[Cette critique concerne les trois tomes de la saga!]
Le Waverly Hills Sanatorium, bien qu'il soit classé parmi les dix lieux les plus effrayants du monde (si, si, c'est la vérité), est également le lieu de vie de nos chers amis les esprits errants. Bon, mis à part le fait que plus de 60 000 personnes y sont mortes de la tuberculose, Doris Greathouse a essayé de rendre ces ruines potables pour nous y inviter le temps d'une soirée. Héroïne de la BD Pandemonium, elle a confié sa fille, Cora, au Waverly Hills Sanatorium pour qu'elle y soit soignée, tandis qu'elle-même y travaille en tant qu'infirmière. Ce qui lui permet de garder un oeil sur l'hospitalisation de sa fille. C'était en 1951, les progrès médicaux n'étaient donc pas aussi développés qu'aujourd'hui, et c'est peut-être pour cela que Cora a du mal à guérir, voire même, pour cela que sa maladie empire. Doris Greathouse a donc tenté de percer le secret que recèle cet établissement si lugubre et peu rassurant.
Christophe Bec (scénario) et
Stefano Raffaele (dessin), sont à l'origine de cette trilogie d'abord publiée aux Humanoïdes Associés et maintenant chez Soleil. Ce sont eux qui ont tenu à ce que vous veniez ce soir. Ne vous inquiétez pas, la tuberculose se soigne bien, au XXIe siècle…
> Coup de crayon
Le dessin est assuré par la main de maître de
Stefano Raffaele (principalement auteur de comics). Sous son crayon sont nés tous les ingrédients de la bonne BD d'horreur : un lieu hanté aux allures si inquiétantes qu'on en tremble pendant la lecture, une chambre mystérieuse à la porte délabrée qui ne nous incite pas à l'ouvrir, des silhouettes pâles et éphémères vaguement esquissées, là-bas, derrière la fenêtre, des enfants qui ne sourient pas comme tous les enfants le devraient, mais qui ont ce visage blême, infiniment triste, ces yeux opaques…

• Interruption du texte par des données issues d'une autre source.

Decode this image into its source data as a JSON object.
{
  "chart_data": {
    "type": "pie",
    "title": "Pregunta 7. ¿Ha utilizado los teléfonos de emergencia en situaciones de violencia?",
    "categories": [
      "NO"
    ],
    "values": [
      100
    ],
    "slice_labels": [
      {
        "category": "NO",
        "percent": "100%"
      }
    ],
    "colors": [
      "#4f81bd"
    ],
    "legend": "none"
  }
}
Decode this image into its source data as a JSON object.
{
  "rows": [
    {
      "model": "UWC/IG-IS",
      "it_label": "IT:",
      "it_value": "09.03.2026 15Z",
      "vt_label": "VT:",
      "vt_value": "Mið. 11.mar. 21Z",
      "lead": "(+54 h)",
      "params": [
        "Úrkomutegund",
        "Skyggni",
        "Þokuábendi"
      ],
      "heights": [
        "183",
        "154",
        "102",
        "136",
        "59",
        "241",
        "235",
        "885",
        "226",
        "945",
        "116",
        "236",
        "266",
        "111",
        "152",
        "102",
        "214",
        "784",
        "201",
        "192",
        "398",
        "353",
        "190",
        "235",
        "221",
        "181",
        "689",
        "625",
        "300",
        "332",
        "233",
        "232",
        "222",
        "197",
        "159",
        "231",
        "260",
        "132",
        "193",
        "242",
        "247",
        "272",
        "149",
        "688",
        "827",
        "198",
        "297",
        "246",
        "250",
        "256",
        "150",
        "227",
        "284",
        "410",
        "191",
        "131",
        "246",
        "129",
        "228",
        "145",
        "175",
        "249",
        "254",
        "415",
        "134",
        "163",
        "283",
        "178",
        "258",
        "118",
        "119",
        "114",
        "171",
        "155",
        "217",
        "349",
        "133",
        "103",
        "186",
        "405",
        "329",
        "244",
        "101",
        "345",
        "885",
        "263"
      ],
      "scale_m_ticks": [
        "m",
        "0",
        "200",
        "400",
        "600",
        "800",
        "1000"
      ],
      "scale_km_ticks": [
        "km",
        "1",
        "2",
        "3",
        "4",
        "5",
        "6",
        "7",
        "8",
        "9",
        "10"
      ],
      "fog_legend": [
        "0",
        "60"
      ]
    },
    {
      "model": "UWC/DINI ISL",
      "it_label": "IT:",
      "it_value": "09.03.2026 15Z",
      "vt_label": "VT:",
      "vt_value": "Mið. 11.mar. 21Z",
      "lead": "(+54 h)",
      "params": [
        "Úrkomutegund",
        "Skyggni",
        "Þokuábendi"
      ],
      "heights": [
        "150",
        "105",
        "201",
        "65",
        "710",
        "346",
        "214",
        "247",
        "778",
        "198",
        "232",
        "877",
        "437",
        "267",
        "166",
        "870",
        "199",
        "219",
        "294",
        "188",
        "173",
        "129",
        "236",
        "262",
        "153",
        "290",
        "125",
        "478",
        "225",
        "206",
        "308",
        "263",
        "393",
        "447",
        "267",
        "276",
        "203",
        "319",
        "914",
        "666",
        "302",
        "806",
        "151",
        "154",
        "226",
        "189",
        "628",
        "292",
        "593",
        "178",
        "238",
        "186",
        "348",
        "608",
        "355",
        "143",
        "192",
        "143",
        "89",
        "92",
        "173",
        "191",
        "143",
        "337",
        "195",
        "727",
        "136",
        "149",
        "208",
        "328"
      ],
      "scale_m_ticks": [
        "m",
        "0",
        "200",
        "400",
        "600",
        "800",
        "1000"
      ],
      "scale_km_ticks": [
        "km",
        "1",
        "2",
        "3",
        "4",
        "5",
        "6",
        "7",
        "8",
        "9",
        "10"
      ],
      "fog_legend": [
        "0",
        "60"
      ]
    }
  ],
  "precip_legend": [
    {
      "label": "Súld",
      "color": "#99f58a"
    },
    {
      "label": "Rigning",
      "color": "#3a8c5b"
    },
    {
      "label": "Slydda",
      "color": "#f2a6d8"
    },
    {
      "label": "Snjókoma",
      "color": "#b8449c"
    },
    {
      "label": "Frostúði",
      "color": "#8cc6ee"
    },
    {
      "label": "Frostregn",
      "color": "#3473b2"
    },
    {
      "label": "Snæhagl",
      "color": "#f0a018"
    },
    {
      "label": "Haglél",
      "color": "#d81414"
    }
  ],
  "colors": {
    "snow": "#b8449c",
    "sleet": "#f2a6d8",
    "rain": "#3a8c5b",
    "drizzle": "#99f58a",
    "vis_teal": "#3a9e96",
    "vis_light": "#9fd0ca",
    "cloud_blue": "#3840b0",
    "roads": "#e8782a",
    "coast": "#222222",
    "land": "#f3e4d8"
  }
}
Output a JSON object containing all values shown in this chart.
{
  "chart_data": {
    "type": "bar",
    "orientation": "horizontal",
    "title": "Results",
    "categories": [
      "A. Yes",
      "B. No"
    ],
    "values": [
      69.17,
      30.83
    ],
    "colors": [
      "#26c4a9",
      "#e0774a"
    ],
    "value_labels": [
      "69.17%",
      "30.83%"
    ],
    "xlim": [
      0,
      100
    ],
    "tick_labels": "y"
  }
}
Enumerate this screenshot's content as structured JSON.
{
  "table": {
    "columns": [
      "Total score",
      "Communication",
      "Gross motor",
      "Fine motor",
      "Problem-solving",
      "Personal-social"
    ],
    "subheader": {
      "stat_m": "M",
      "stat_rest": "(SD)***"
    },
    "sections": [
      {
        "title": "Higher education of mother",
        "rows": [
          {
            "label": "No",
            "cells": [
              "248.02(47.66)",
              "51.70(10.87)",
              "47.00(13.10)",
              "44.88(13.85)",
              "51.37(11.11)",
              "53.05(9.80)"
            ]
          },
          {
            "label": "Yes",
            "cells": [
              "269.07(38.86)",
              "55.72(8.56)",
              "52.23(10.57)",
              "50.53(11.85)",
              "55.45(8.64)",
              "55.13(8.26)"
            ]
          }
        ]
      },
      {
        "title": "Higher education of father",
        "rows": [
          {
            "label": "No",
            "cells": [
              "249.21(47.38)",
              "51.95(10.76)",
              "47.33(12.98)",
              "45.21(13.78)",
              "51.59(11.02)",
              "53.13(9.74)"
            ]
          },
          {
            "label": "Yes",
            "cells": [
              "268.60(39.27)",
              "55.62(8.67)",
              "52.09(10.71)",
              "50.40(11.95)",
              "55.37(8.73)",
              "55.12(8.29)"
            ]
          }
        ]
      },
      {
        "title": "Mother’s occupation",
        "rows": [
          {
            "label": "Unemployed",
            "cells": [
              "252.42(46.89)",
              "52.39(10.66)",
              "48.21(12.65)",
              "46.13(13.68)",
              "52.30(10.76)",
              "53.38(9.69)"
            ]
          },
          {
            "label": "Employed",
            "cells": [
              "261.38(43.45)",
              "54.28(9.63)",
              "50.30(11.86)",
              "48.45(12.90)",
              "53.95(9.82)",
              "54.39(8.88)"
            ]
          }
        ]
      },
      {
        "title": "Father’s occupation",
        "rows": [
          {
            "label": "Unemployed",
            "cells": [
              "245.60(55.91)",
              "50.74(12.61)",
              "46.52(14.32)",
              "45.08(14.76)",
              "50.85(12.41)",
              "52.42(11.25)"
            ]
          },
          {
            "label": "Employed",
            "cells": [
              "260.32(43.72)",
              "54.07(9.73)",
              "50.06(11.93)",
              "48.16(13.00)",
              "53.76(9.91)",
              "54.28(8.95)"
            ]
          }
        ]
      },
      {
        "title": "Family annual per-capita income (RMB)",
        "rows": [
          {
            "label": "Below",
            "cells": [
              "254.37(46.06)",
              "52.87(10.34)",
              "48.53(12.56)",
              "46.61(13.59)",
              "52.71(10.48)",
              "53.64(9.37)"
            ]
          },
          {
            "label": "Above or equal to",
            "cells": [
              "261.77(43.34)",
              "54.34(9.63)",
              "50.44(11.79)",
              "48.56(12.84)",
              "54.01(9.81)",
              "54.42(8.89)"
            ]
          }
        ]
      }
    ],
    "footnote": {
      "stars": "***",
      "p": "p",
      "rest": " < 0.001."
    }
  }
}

Stefano Raffaele réussit à nous terrifier avec ses contrastes, ses jeux de lumière, ses prises de vue, ses portraits plus que réalistes ! Les scènes qu'il esquisse sont déroutantes, les détails travaillés avec précision, rendant l'ambiance plus qu'inquiétante. J'aimerais également saluer le travail des coloristes (
Marie-Paule Alluard, Olivier Thomas et
Bruno Pradelle), dont je ne parle jamais mais que je juge utile pour cette oeuvre. Les coloristes, tout le long de cette trilogie, s'illustrent à merveille dans leur domaine. Les fondus, les dégradés, les zones de flou, rien n'est laissé au hasard, la colorisation participe de manière totale à l'ambiance et à la réussite de cette BD d'horreur. Vraiment, en ne regardant que la couverture, on ne se sent pas très à l'aise. On sent qu'il y a quelque chose de pas net.
> Coup de plume
Christophe Bec est également le scénariste de grands classiques comme le temps des loups, Sanctuaire mais surtout Carthago, la grande série des Humanos. Mais attachons-nous à Pandemonium. Tout d'abord, l'intrigue se déroule dans un huis clos morbide. Jusque là, la situation est gérable. Si seulement
Christophe Bec n'avait pas ajouté à ce décor une intrigue angoissante, des paroles d'enfants à nous faire frissonner, de celles qui disent « Maman, y a une fille là-bas, c'est mon amie, on joue tout le temps ensemble, la nuit, quand tout le monde dort, dans la chambre au fond du couloir »… le scénario est cohérent, le langage correspond aux années 50 dans lesquelles se déroule l'histoire, il n'y a pas de longueurs, le rythme est lent et efficace. Comme dans un bon film d'horreur. On entendrait presque les personnages et autres fantômes nous susurrer à l'oreille des choses angoissantes.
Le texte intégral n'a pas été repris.